Make a main method that times a method like testme with many different strides and sizes. To duplicate the book's image directly, use strides 1 through 16, 32, and 64 and byte-sizes 1<<12 through 1<<25 by powers of two (double-sizes 1<<9 through 1<<22). I found my computers had a larger cache and I needed a bigger max size in order to get interesting results.

Report your time in units of megabytes per second: (size / stride) / (cycles / Mhz) where cycles is the result of fcyc2 and Mhz is the result of mhz(0). Figure 6.42 provides one example of how to do this.

Output your results with printf, one sample per line, with a blank line between each set of datum with the same stride, like so:

/* initialize all data so the optimizer doesn't remove it */

for each size {
    for each stride {
        double MBperSec = /* call your timing method here */
        printf("%d %d %.1f\n", stride, size, MBperSec);
    }
    printf("\n");
}

Visualizing what you found

Linux systems generally have a program called gnuplot installed. If yours doesn't, you can install it using sudo apt-get install gnuplot.

gnuplot is a versatile program that can create many different kinds of graphs. Run it by

linux> gcc -O1 cycle.c fcnt2.c cachemeasure.c -o cachemeasure
linux> ./cachemeasure > datafile
linux> gnuplot

and then type in gnuplot commands. To get an image similar to the textbooks, try

set terminal png size 800,800 enhanced font "Helvetica,10"
set output 'mountain.png'
set logscale y
set pm3d
set yrange [268435456:2048]
set zlabel 'throughput'
set xlabel 'stride (x8 bytes)'
set ylabel 'size (bytes)'
splot 'datafile' with lines
exit

You can also download those commands as mountain.gnuplot and run them as

linux> gnuplot mountain.gnuplot

if you prefer that to typing them directly.

Things you might want to change in the gnuplot commands:

The set yrange line's numbers should be your range of generated sizes. 268435456 should match your maximum size; the 2048 should match your minimum size. If you change the sizes you generate, change those values too. You can verify your biggest size with sort -n datafile -k 2 | tail -1 and you smallest with sort -n datafile -k 2 | head -1
If you do not enter the set terminal and set output lines, you'll get a pop-up window with the image instead of a saved file.

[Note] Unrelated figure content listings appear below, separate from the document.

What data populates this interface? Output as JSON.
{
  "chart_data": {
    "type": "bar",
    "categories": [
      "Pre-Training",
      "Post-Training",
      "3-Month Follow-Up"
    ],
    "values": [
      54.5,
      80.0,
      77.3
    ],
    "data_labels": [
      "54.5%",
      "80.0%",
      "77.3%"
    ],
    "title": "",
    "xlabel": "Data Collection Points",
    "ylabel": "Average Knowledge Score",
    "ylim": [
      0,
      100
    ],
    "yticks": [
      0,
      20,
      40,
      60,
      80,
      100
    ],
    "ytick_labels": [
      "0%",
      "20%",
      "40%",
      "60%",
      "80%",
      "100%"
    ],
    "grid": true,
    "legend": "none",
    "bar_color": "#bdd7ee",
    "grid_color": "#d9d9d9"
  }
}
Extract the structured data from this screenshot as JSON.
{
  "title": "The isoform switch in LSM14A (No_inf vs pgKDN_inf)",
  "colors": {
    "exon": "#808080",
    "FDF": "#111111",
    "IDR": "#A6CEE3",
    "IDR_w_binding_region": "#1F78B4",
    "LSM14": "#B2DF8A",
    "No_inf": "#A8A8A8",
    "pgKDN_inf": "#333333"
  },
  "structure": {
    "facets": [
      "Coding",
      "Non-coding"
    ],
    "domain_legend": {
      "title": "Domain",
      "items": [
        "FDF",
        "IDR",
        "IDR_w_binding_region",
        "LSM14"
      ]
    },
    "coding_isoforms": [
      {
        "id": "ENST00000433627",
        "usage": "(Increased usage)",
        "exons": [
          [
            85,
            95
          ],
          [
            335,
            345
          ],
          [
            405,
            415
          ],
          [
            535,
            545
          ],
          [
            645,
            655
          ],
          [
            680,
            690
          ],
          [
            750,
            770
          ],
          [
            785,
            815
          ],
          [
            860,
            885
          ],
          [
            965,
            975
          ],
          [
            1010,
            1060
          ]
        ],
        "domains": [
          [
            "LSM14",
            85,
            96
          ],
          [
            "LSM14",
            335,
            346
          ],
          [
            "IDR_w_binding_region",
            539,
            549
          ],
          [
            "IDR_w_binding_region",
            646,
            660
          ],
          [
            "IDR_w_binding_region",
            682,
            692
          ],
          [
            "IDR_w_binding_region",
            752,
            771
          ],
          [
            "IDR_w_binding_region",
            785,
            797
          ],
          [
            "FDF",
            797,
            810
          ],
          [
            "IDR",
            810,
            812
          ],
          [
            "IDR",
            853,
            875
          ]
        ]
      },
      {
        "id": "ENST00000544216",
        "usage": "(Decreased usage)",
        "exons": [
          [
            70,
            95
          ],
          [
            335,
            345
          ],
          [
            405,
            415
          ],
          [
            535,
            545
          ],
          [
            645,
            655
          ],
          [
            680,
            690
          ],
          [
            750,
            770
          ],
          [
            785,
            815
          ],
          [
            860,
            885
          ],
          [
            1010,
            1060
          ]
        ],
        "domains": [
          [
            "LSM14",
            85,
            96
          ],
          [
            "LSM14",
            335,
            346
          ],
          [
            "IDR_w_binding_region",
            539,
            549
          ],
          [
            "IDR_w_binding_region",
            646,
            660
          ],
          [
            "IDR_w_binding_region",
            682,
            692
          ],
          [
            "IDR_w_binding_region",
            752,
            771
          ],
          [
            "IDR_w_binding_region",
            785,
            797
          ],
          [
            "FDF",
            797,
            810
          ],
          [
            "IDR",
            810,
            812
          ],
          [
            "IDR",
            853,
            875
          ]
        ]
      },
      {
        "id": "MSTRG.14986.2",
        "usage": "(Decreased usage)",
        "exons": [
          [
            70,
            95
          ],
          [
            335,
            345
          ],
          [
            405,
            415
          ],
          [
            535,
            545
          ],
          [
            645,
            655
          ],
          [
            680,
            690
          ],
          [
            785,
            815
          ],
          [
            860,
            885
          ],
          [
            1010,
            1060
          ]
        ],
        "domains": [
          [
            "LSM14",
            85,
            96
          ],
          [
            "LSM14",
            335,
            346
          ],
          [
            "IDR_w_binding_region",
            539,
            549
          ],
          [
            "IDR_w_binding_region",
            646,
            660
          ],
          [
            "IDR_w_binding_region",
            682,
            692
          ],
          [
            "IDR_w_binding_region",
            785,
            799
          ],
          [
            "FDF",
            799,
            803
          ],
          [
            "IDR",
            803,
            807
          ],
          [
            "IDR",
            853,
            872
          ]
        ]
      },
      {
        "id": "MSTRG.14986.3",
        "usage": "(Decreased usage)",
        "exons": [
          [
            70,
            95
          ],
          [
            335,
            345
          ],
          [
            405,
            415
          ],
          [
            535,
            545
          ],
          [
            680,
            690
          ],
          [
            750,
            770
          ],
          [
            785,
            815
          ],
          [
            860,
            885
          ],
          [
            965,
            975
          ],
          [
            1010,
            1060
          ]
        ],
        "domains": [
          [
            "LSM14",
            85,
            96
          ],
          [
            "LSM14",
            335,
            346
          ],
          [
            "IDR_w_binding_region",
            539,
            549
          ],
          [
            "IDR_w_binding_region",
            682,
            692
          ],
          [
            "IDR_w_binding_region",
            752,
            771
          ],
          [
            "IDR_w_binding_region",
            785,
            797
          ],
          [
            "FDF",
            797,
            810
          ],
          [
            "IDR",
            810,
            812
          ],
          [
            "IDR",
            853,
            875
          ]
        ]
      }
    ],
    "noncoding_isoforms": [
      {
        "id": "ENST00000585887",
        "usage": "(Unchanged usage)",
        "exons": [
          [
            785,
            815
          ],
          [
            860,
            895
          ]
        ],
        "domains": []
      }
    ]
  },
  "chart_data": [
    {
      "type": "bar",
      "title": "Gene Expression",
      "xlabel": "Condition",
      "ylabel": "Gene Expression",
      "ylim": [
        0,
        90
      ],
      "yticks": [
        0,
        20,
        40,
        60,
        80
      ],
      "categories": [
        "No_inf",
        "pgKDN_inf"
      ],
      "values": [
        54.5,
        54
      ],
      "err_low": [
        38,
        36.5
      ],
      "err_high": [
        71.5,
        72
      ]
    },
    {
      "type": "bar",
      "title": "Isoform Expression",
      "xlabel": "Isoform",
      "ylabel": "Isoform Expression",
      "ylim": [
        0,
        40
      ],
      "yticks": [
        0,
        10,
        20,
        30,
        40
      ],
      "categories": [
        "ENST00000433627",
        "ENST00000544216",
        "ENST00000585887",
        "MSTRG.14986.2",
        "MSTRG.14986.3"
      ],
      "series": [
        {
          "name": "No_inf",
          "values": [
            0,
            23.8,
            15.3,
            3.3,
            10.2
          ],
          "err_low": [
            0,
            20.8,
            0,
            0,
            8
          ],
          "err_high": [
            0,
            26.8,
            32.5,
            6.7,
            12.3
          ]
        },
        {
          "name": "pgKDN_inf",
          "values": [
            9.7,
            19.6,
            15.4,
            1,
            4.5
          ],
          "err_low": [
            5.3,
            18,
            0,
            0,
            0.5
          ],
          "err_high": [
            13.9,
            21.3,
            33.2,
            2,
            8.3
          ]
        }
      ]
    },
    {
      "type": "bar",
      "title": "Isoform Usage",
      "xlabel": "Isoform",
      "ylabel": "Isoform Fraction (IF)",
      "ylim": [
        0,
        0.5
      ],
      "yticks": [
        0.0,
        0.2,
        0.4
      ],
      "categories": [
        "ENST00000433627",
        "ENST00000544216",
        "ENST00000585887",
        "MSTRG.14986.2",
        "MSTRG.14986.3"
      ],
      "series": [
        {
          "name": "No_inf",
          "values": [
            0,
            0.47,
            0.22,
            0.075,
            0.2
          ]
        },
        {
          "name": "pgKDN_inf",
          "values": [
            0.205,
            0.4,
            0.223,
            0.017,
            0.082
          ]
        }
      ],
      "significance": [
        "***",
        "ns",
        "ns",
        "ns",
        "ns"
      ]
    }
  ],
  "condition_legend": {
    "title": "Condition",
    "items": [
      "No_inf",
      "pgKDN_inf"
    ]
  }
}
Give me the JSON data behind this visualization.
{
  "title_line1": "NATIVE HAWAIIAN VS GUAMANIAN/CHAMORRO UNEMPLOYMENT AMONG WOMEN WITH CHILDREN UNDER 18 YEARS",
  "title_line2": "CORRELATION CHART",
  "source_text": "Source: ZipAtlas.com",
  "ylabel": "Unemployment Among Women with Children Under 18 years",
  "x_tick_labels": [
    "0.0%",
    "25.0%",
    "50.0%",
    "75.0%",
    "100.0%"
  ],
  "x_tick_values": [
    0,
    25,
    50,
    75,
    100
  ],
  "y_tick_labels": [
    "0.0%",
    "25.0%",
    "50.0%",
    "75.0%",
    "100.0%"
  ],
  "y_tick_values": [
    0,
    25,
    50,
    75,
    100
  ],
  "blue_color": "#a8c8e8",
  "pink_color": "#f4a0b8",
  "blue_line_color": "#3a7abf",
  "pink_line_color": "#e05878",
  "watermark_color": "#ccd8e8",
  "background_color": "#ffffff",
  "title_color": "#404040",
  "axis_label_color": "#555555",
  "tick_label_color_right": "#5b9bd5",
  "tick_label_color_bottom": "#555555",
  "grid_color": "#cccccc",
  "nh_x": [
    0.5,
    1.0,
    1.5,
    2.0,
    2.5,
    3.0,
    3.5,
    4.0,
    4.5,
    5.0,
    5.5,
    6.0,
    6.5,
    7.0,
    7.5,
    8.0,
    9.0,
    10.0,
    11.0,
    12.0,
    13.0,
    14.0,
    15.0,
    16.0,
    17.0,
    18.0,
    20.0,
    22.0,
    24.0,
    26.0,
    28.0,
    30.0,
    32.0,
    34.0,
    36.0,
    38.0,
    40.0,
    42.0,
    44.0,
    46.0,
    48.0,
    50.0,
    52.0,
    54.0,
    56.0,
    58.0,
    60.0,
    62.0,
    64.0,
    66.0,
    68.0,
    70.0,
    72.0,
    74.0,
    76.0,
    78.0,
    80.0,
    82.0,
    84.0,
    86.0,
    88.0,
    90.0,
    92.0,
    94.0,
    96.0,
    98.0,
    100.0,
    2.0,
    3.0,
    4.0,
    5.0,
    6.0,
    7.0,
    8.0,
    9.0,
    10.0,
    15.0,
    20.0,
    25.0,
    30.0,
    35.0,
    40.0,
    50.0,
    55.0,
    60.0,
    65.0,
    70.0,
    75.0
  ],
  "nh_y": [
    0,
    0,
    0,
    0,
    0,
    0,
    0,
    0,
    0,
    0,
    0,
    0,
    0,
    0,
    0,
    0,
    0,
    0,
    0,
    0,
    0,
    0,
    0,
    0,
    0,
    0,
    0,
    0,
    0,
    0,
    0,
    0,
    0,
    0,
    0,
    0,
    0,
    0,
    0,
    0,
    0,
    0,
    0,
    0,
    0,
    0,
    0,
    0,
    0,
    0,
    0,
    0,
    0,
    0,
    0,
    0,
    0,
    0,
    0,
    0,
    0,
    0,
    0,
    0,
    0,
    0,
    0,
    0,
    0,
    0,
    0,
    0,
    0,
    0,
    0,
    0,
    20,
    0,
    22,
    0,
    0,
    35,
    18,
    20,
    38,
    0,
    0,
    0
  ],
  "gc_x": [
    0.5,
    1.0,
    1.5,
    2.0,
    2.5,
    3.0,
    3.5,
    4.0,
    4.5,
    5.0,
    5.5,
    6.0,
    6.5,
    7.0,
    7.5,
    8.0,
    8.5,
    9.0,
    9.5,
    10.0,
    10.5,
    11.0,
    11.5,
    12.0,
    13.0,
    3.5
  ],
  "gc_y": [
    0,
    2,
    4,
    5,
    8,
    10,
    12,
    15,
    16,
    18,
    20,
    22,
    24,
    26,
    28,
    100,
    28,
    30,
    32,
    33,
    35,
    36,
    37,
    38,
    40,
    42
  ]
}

You will now have a file named "mountain.png" that is your version of the memory mountain.

Analyzing your image

Look for the following:

Have you hit a size after which bigger ≠ slower? What size was that?
Often there will be some size at which your performance bottoms out at a stride less than maximum, like

Do you see these local minima? Where? Why are they are that stride? Why only on those sizes?
How many levels of cache does your computer have? How large are they each? (see Figure 6.44 and 6.45 for suggestions on how to answer these questions)

Try another computer

If you have access to a second computer, try the code on that computer too. How are the caches organized on that machine? Does it have faster or slower overall memory throughput?

Submit

Submit your cachemeasure.c and datafile. Include a comment in your cachemeasure.c that says which computer your datafile was generated using. You may optionally also submit one or more mountain.png images if you'd like us to discuss them in class.